The open-ended lines of the circles inside the diamond are the parameters’ access connectors, that define how the parameter is or can be used. You can define a new relation to the command by tying an object to an access connector of a parameter. The access connector might not be taken in use, because after you’ve used it to define a relation to the command, the access connector is still there, open for usage.

Parameters & Arguments

Concept

A command contains parameters. Arguments are what is filled in into the parameters. Basically arguments are the sources or targets of assignments, that have a parameter as a source or target. When the other side of the assignment, that is not the parameter, is outside the command, then that is the argument.

A parameter can be assigned a value. The source object of the value is then called the argument. Also, the value itself could be called the argument, in contrast to the source of the value. A parameter can also be pointing to an external object. The object pointed to is the argument. Sometimes a parameter is not filled in at all, but is a created object by default anyway. In that case, the parameter is its own argument. When a parameter is pointed at from the outside, the pointer to the parameter is the argument. When a value assignment sources a parameter and yields over the value to another object, then the other object is the argument.

So an argument is what is filled in as the parameter, what is pointing to the parameter, or the object on an external end of an assignment, the other end of which is the parameter.

Since an argument can be a pointer to a parameter, and a parameter can be pointed to multiple times, a single parameter can have multiple arguments.

Diagram

The article Parameters & Arguments conceptually explained the usage of the term argument in relation to parameters. The current article gives examples of the diagrammatic expression of parameters and their arguments.

Parameters For The Add Command

The Add command is a system command of a list. It can be called without any parameters. This might add a new item to the list.

But there are multiple ways to provide parameters to the Add command, that may come in handy.

These might simply produce different overloaded variations of the Add command.

First of all, the Add command could return the object, that was added, when the list automatically creates objects when adding a position to the list.

Secondly, when objects are not automatically created, then the item position in the list can be returned.

But those are just the basic Add overloads.

Some lists might automatically create an object when you call the Add command. But to occasionally prevent that, you can pass an existing object to the Add command, that might be put in the new position in the list. This might keep the list filled with created objects, without having unnecessary creation of new objects, that are immediately destroyed when replaced by an existing object.

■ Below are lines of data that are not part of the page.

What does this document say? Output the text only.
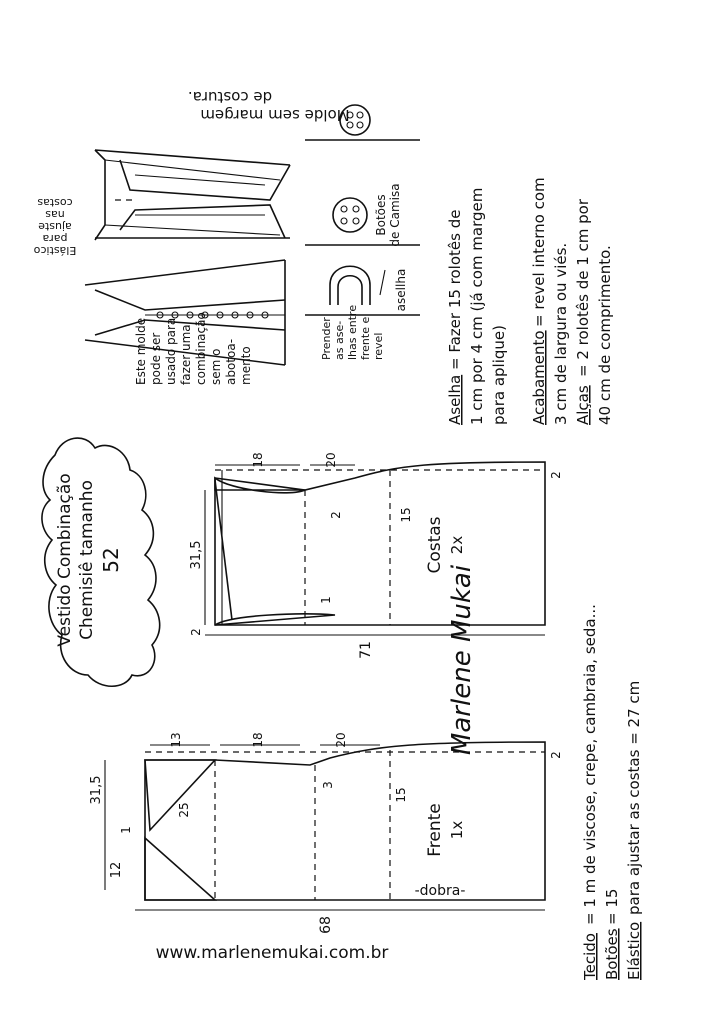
Vestido Combinação Chemisiê tamanho 52
Molde sem margem
de costura.
Elástico
para
ajuste
nas
costas
Este molde pode ser usado para fazer uma combinação sem o abotoa- mento
Botões de Camisa
asellha
Prender as ase- lhas entre frente e revel
Aselha
= Fazer 15 rolotês de 1 cm por 4 cm (já com margem para aplique) Acabamento
= revel interno com 3 cm de largura ou viés. Alças
= 2 rolotês de 1 cm por 40 cm de comprimento.
18	20
2
31,5
2
71
2	15
1
Costas 2x
13	18	20
2
3
15
25
31,5
1
12
68
Frente 1x
-dobra-
Marlene Mukai
Tecido
= 1 m de viscose, crepe, cambraia, seda...
Botões
= 15
Elástico
para ajustar as costas = 27 cm
www.marlenemukai.com.br
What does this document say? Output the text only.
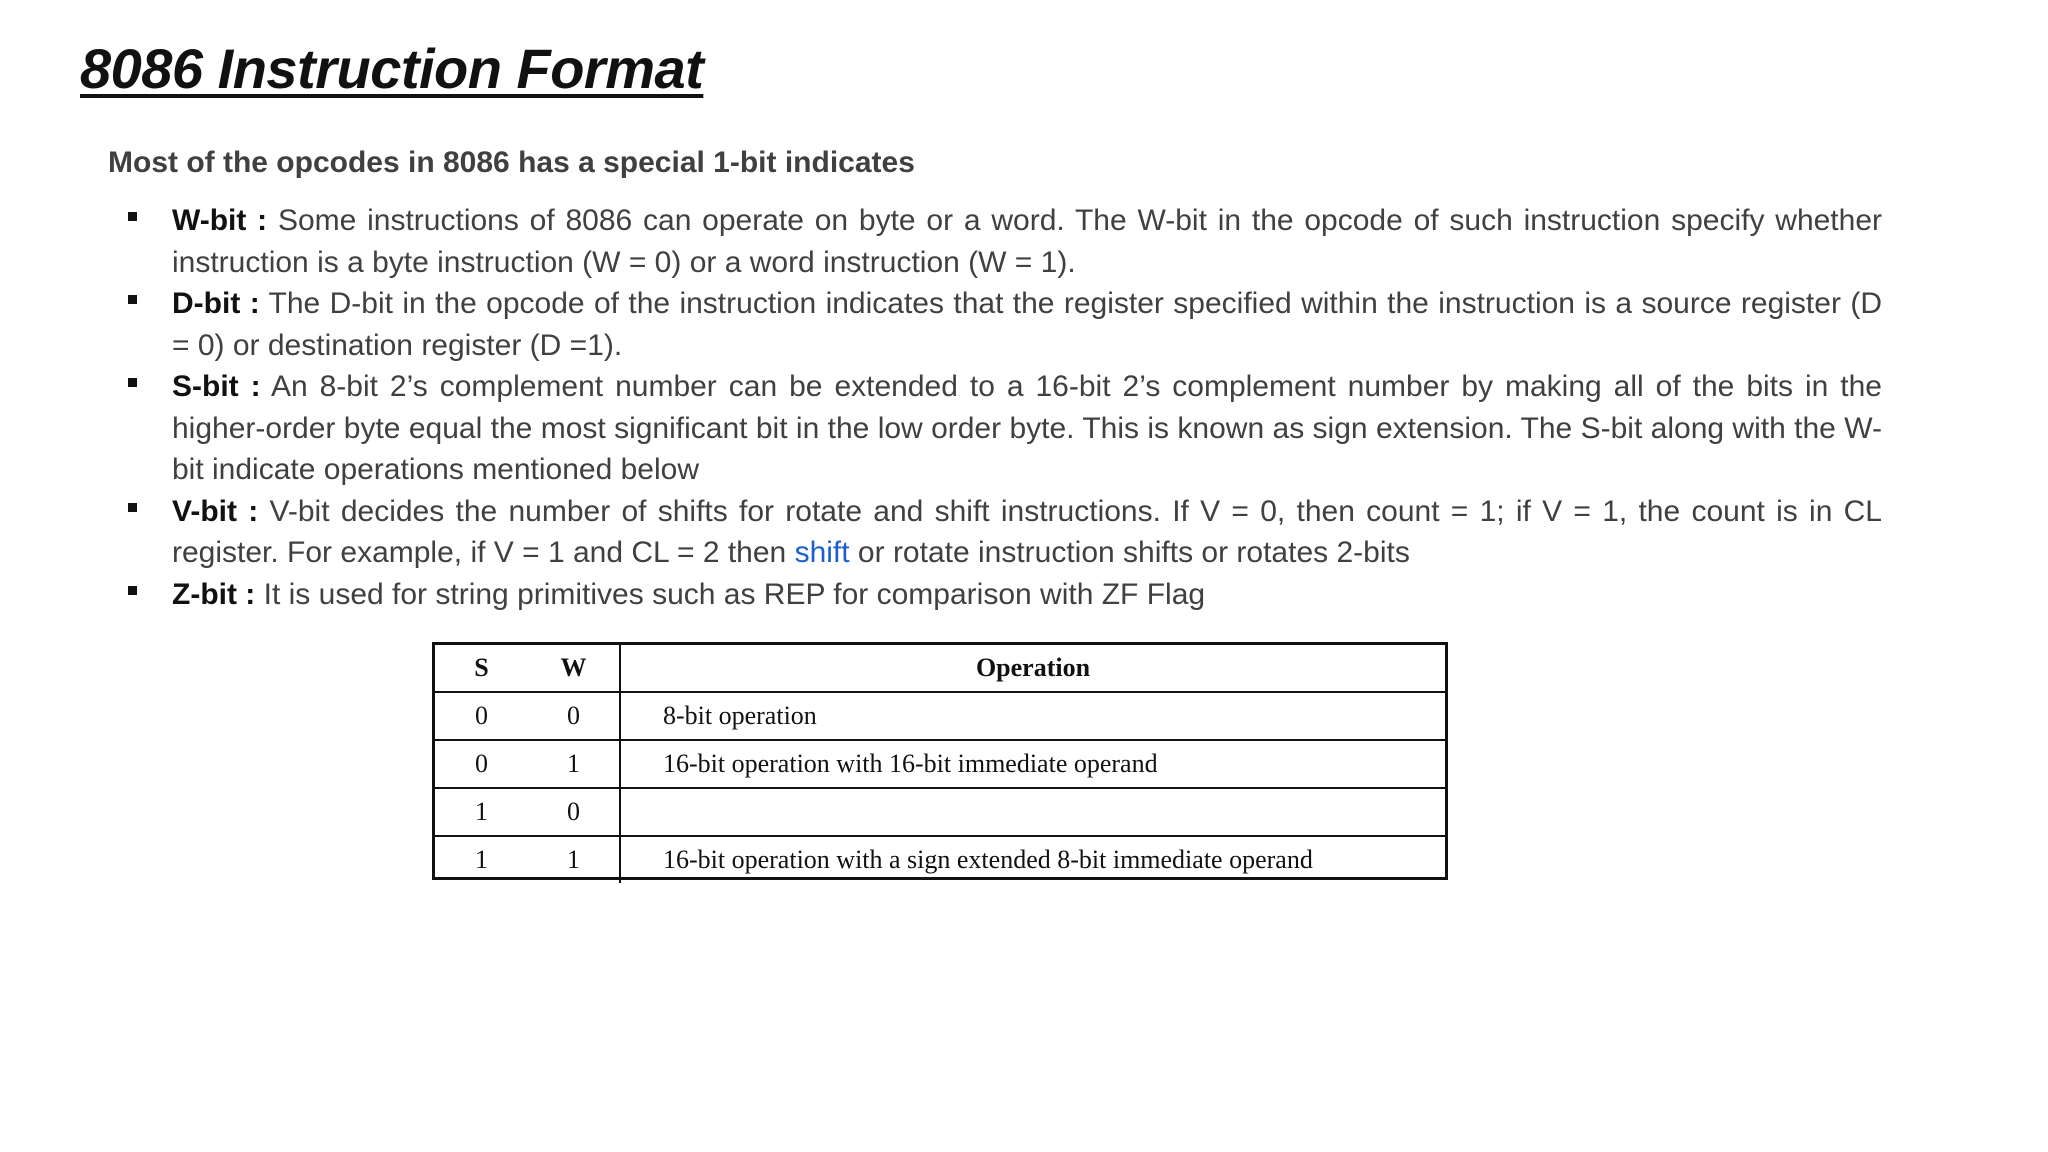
8086 Instruction Format
Most of the opcodes in 8086 has a special 1-bit indicates
W-bit : Some instructions of 8086 can operate on byte or a word. The W-bit in the opcode of such instruction specify whether instruction is a byte instruction (W = 0) or a word instruction (W = 1).
D-bit : The D-bit in the opcode of the instruction indicates that the register specified within the instruction is a source register (D = 0) or destination register (D =1).
S-bit : An 8-bit 2’s complement number can be extended to a 16-bit 2’s complement number by making all of the bits in the higher-order byte equal the most significant bit in the low order byte. This is known as sign extension. The S-bit along with the W-bit indicate operations mentioned below
V-bit : V-bit decides the number of shifts for rotate and shift instructions. If V = 0, then count = 1; if V = 1, the count is in CL register. For example, if V = 1 and CL = 2 then shift or rotate instruction shifts or rotates 2-bits
Z-bit : It is used for string primitives such as REP for comparison with ZF Flag
S	W	Operation
0	0	8-bit operation
0	1	16-bit operation with 16-bit immediate operand
1	0	
1	1	16-bit operation with a sign extended 8-bit immediate operand
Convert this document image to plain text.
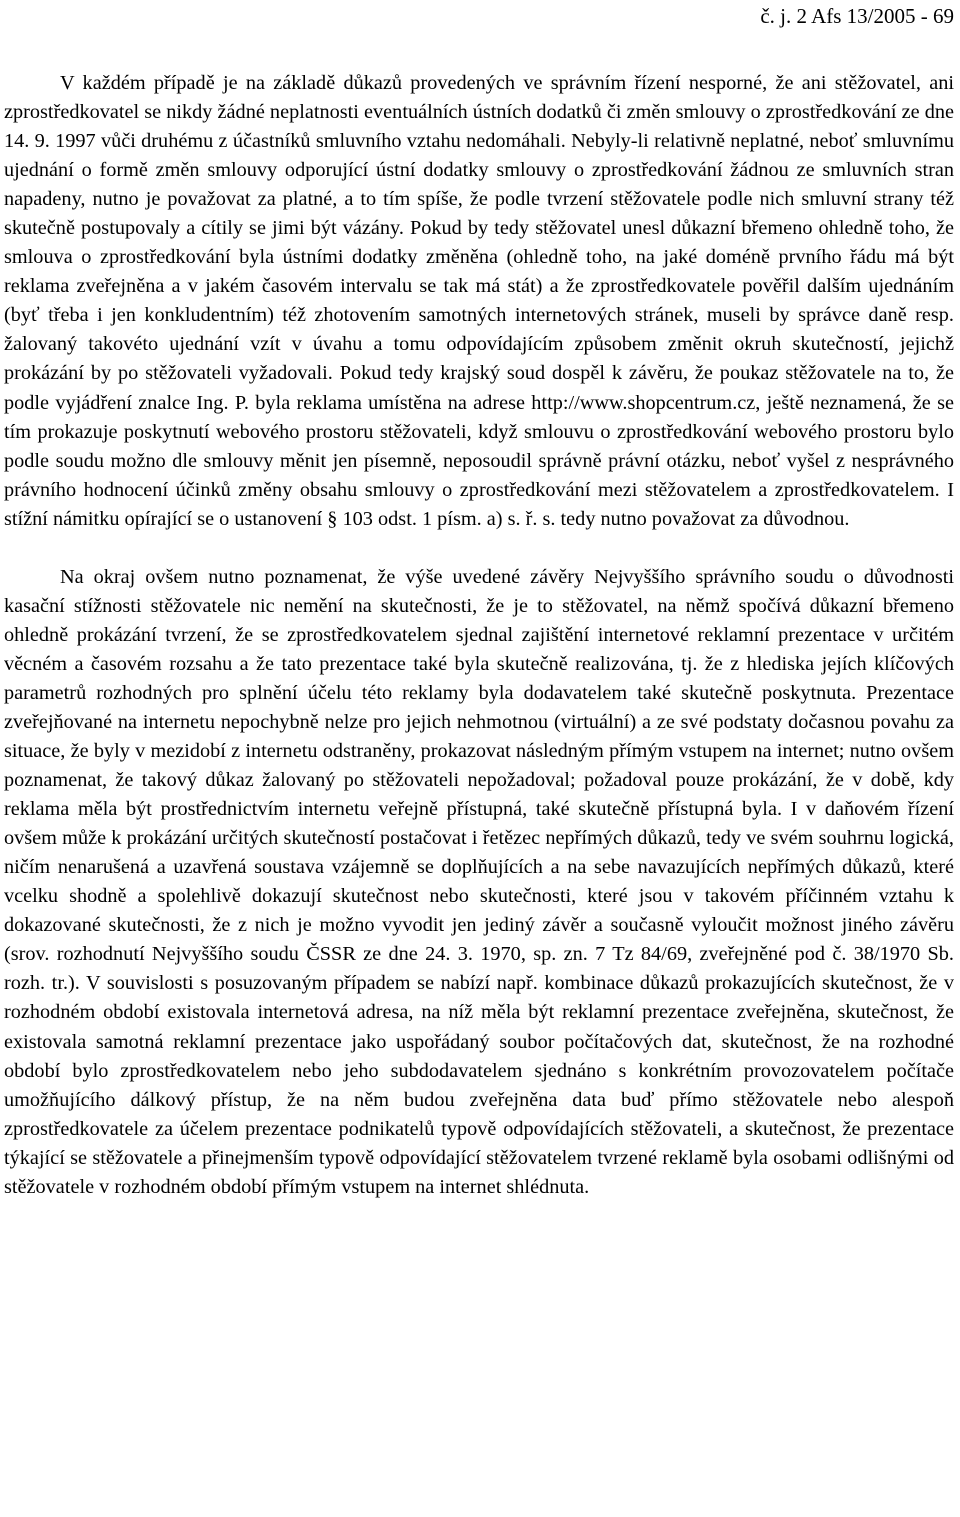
č. j. 2 Afs 13/2005 - 69

V každém případě je na základě důkazů provedených ve správním řízení nesporné, že ani stěžovatel, ani zprostředkovatel se nikdy žádné neplatnosti eventuálních ústních dodatků či změn smlouvy o zprostředkování ze dne 14. 9. 1997 vůči druhému z účastníků smluvního vztahu nedomáhali. Nebyly-li relativně neplatné, neboť smluvnímu ujednání o formě změn smlouvy odporující ústní dodatky smlouvy o zprostředkování žádnou ze smluvních stran napadeny, nutno je považovat za platné, a to tím spíše, že podle tvrzení stěžovatele podle nich smluvní strany též skutečně postupovaly a cítily se jimi být vázány. Pokud by tedy stěžovatel unesl důkazní břemeno ohledně toho, že smlouva o zprostředkování byla ústními dodatky změněna (ohledně toho, na jaké doméně prvního řádu má být reklama zveřejněna a v jakém časovém intervalu se tak má stát) a že zprostředkovatele pověřil dalším ujednáním (byť třeba i jen konkludentním) též zhotovením samotných internetových stránek, museli by správce daně resp. žalovaný takovéto ujednání vzít v úvahu a tomu odpovídajícím způsobem změnit okruh skutečností, jejichž prokázání by po stěžovateli vyžadovali. Pokud tedy krajský soud dospěl k závěru, že poukaz stěžovatele na to, že podle vyjádření znalce Ing. P. byla reklama umístěna na adrese http://www.shopcentrum.cz, ještě neznamená, že se tím prokazuje poskytnutí webového prostoru stěžovateli, když smlouvu o zprostředkování webového prostoru bylo podle soudu možno dle smlouvy měnit jen písemně, neposoudil správně právní otázku, neboť vyšel z nesprávného právního hodnocení účinků změny obsahu smlouvy o zprostředkování mezi stěžovatelem a zprostředkovatelem. I stížní námitku opírající se o ustanovení § 103 odst. 1 písm. a) s. ř. s. tedy nutno považovat za důvodnou.

Na okraj ovšem nutno poznamenat, že výše uvedené závěry Nejvyššího správního soudu o důvodnosti kasační stížnosti stěžovatele nic nemění na skutečnosti, že je to stěžovatel, na němž spočívá důkazní břemeno ohledně prokázání tvrzení, že se zprostředkovatelem sjednal zajištění internetové reklamní prezentace v určitém věcném a časovém rozsahu a že tato prezentace také byla skutečně realizována, tj. že z hlediska jejích klíčových parametrů rozhodných pro splnění účelu této reklamy byla dodavatelem také skutečně poskytnuta. Prezentace zveřejňované na internetu nepochybně nelze pro jejich nehmotnou (virtuální) a ze své podstaty dočasnou povahu za situace, že byly v mezidobí z internetu odstraněny, prokazovat následným přímým vstupem na internet; nutno ovšem poznamenat, že takový důkaz žalovaný po stěžovateli nepožadoval; požadoval pouze prokázání, že v době, kdy reklama měla být prostřednictvím internetu veřejně přístupná, také skutečně přístupná byla. I v daňovém řízení ovšem může k prokázání určitých skutečností postačovat i řetězec nepřímých důkazů, tedy ve svém souhrnu logická, ničím nenarušená a uzavřená soustava vzájemně se doplňujících a na sebe navazujících nepřímých důkazů, které vcelku shodně a spolehlivě dokazují skutečnost nebo skutečnosti, které jsou v takovém příčinném vztahu k dokazované skutečnosti, že z nich je možno vyvodit jen jediný závěr a současně vyloučit možnost jiného závěru (srov. rozhodnutí Nejvyššího soudu ČSSR ze dne 24. 3. 1970, sp. zn. 7 Tz 84/69, zveřejněné pod č. 38/1970 Sb. rozh. tr.). V souvislosti s posuzovaným případem se nabízí např. kombinace důkazů prokazujících skutečnost, že v rozhodném období existovala internetová adresa, na níž měla být reklamní prezentace zveřejněna, skutečnost, že existovala samotná reklamní prezentace jako uspořádaný soubor počítačových dat, skutečnost, že na rozhodné období bylo zprostředkovatelem nebo jeho subdodavatelem sjednáno s konkrétním provozovatelem počítače umožňujícího dálkový přístup, že na něm budou zveřejněna data buď přímo stěžovatele nebo alespoň zprostředkovatele za účelem prezentace podnikatelů typově odpovídajících stěžovateli, a skutečnost, že prezentace týkající se stěžovatele a přinejmenším typově odpovídající stěžovatelem tvrzené reklamě byla osobami odlišnými od stěžovatele v rozhodném období přímým vstupem na internet shlédnuta.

Another application of parameters for the Add command, is providing attribute values as parameters in the call to the Add command. A standard Add command could be generated, that includes any attribute as an optional parameter. Then the caller of the Add command can choose which ones to fill in.

It is all up to the one that programs the behavior of the list.

Perhaps the designer of the list decides, it is required that you fill in attributes when adding an object to the list. He can then make those attribute values required parameters of the Add command, and make the other Add overloads inaccessible.

A set of default Add overloads could be generated as such by supporting the Add concept.

Perhaps object initialization on Add could be realized already by a neat, inline object initialization syntax in text code, and you might not need to make each attribute a parameter of the Add command. You might just need the Add overload, that takes a new object as a parameter, and use inline object initialization syntax.